NASA NEEMO 9 CDR Dave Williams Training Week Journal Wednesday, March 29, 2006
Wake-up at 6:30 and it’s a big day for the crew today with more diving training finishing off with a mask-off lost line drill! But, I’ll have more on that later. After a quick breakfast of oatmeal with apples and cinnamon, a couple of cups of coffee and a glass of orange juice, we all settled in to getting caught up on e-mail and crew journals. The week is going by quickly, it seems much faster than I remember from my first NEEMO mission in October 2001. The training from NEEMO 1 came back quickly and a number of exercises like the shut-down drills were pretty familiar.
Training activities started with photos of the crew and the topside team and continued with briefings on our communications masks, journal protocols, emergency radios, signaling devices and cave reel procedures for a lost diver to find an excursion line to get back to the habitat. We went outside to practice the cave reel procedures and also learned how to inflate a sausage buoy that we can deploy to the surface in the event of an emergency. The briefings finished at 11:15 but we didn’t have time for lunch, grabbing a quick snack while getting our dive gear ready for an 11:45 departure from the dock. The wind and waves were less than yesterday with a 2 – 3 foot swell bouncing us around on the ride out to Aquarius. We are all looking forward to getting into the habitat where we can go diving as easily as walking out the front door at home.

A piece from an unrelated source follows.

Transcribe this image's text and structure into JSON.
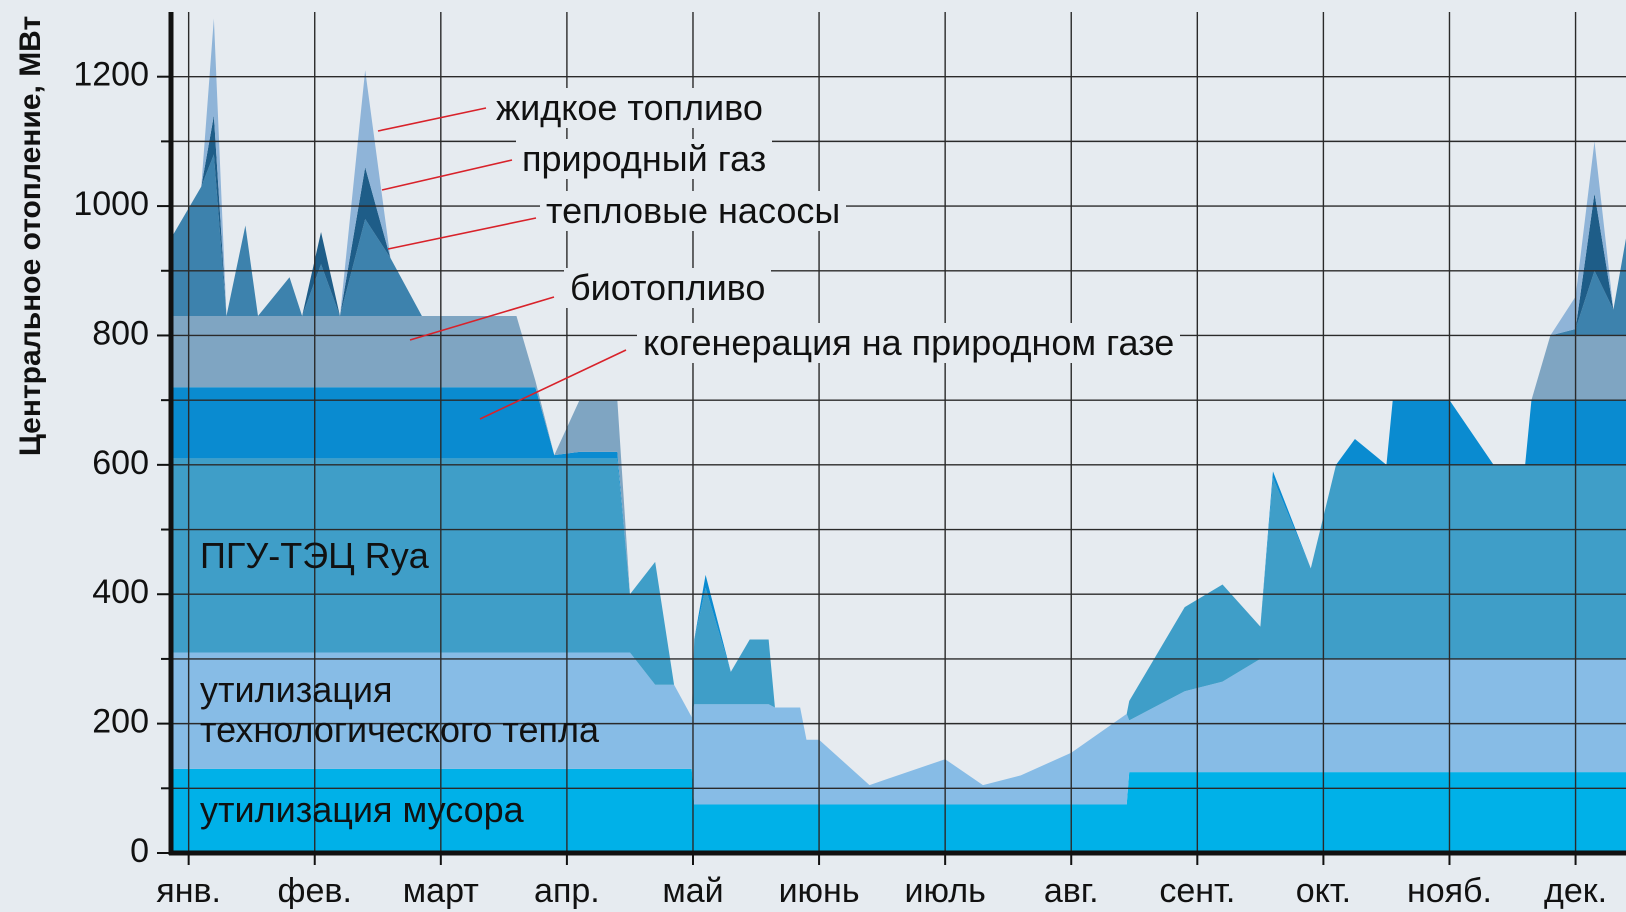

To get into the water at Aquarius we step down stairs into the water on the wet porch, put on our dive gear and swim away!! The concept of the wet porch is somewhat similar to that of an inverted bucket underwater with air inside it where the air pressure is the same as the water pressure outside and stops water from entering the bucket.

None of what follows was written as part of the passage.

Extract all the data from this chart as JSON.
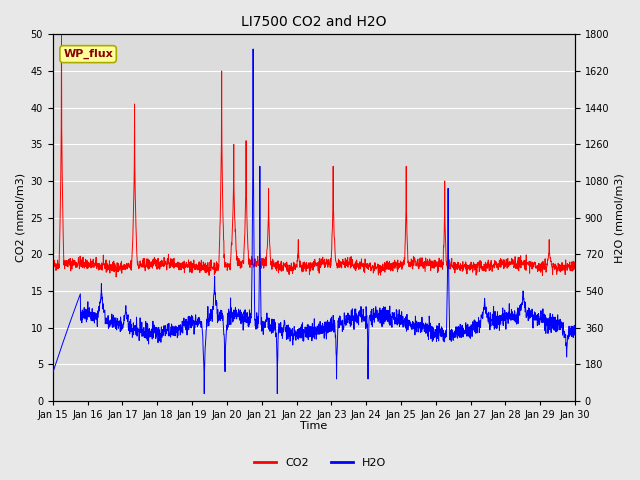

The first dive of the afternoon was to find an excursion line and get back to the habitat using the cave reel technique we had learned earlier – except we had to perform the search without our face mask!! The swim down to the training site was more leisurely as the current from the day before had abated somewhat. Ross, one of our NURC instructors and fellow hab-tech, intentionally swam Nicole and I around in circles to try and get us lost. He did a pretty good job! We worked as a team to attach our cave reel to a piece of coral that became the center of our expanding search circle. However, before we could start the search he took our masks away and our visibility dropped significantly. Everything was pretty blurry as Nicole and I extended the cave reel and started the expanding circular search. We went around a full circle without success. With the salt water irritating our eyes, we started the second expanding circle and went three quarters of the way around to be rewarded by finding the excursion line. We then had to choose a direction back to Aquarius. We both agreed on the correct direction and started to swim back to the junction of another excursion line that would take us back to the habitat. Once we correctly pointed the way back to the habitat Ross gave us our masks back.
Ah relief!!! Once I cleared the mask my eyes were still a bit blurry from the salt water. We then went to practice more shut-down and out-of-air drills. The 50-minute dive finished so Ross and Otter could get to the surface and switch tanks as they were using single tanks and did not have as much as we did in our aquanaut diving rigs. We had a 10-minute break on the surface during which we practiced rescue breathing and we headed back down for the second dive. Once on the bottom Ross asked Nicole and I to buddy breathe, using one regulator passed back and forth between us while we swam. In keeping with the training objectives, this was done with our masks off. We proceeded along the excursion heading toward the habitat intermittently holding our breath and breathing from the regulator. Ross seemed happy with our technique and rewarded us with more mask off shut-down drills! With 15 minutes left in the dive we practiced deploying our sausage buoys, making sure we didn’t get snagged on them and pulled to the surface by mistake. All of us successfully accomplished the training objectives and we flopped onto the boat and did the dive debrief before heading to shore. Once back at NURC we had 45 minutes to clean our dive gear and get ready for more bench review of our experiment hardware. We were pretty tired when we finished by 7 p.m.!
By the time we finished dinner, phone calls and more e-mail we were ready for bed by 10. Tomorrow brings more dive training, this time using communication masks that allow us to talk to one another. Should be fun!